AUTHOR=Stantial Michelle L. , Fournier Auriel M. V. , Lawson Abigail J. , Marcot Bruce G. , Woodrey Mark S. , Lyons James E. TITLE=RE-ARMing salt marshes: a resilience-experimentalist approach to prescribed fire and bird conservation in high marshes of the Gulf of Mexico JOURNAL=Frontiers in Conservation Science VOLUME=5 YEAR=2024 URL=https://www.frontiersin.org/journals/conservation-science/articles/10.3389/fcosc.2024.1426646 DOI=10.3389/fcosc.2024.1426646 ISSN=2673-611X ABSTRACT=

Uncertainty, complexity, and dynamic changes present challenges for conservation and natural resource management. Evidence-based approaches grounded in reliable information and rigorous analysis can enhance the navigation of the uncertainties and trade-offs inherent in conservation problems. This study highlights the importance of collaborative efforts and evidence-based decision-making, specifically implementing the Resilience-Experimentalist school of adaptive management (RE-ARM), which emphasizes stakeholder involvement, shared understanding, and experimentation. Our goal was to develop an adaptive management framework to reduce the uncertainty around the use of prescribed fire to manage the habitat for eastern black rails (Laterallus jamaicensis jamaicensis) and mottled ducks (Anas fulvigula) in saltmarshes of the Gulf of Mexico. Supported by discussions at a series of workshops, we used a value of information analysis to select a fire management hypothesis to test, developed an influence diagram to represent the system under fire management, used the influence diagram to develop a Bayesian decision network (BDN), and conducted a power analysis to guide management experiments and monitoring.

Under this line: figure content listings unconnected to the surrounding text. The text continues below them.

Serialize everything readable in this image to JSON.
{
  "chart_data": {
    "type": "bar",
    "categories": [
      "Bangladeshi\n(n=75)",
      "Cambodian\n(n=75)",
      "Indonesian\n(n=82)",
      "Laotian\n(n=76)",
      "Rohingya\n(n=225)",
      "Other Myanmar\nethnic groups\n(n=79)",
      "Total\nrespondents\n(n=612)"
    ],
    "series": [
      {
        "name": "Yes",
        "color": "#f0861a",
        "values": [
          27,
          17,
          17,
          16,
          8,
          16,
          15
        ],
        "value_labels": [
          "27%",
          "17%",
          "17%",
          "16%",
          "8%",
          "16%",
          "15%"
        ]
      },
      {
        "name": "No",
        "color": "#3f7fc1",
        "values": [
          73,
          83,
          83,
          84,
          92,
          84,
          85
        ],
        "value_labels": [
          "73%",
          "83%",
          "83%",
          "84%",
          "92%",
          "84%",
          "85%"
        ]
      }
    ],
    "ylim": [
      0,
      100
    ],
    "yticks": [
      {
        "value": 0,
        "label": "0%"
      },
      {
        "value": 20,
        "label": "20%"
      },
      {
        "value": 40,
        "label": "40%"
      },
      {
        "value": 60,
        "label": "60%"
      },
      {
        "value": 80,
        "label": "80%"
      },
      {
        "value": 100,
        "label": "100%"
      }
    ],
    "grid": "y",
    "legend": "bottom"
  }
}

Value of information analysis identified fire return interval as the critical uncertainty. Our BDN provided valuable insight into how managers believe prescribed fire influences vegetation characteristics and how vegetation influences both eastern black rail occupancy and mottled duck abundance. The results of the power analysis indicated that a standard occupancy modeling framework was more useful to compare 2- and 5-year fire return intervals for black rails than two alternative designs (removal and conditional). Our BDN can be used to predict the probability of achieving the desirable vegetative response to increase the occupancy probability of black rails and abundance of mottled ducks, and monitoring data can be used to update the BDN (learn) and improve best management practices for prescribed burns (adapt). Linking the value of information, BDNs, and power analysis enhances our understanding of the system, improves management decision-making, and builds trust among scientists, interested parties, and decision-makers. This approach lays the groundwork for knowledge co-production and adaptive management.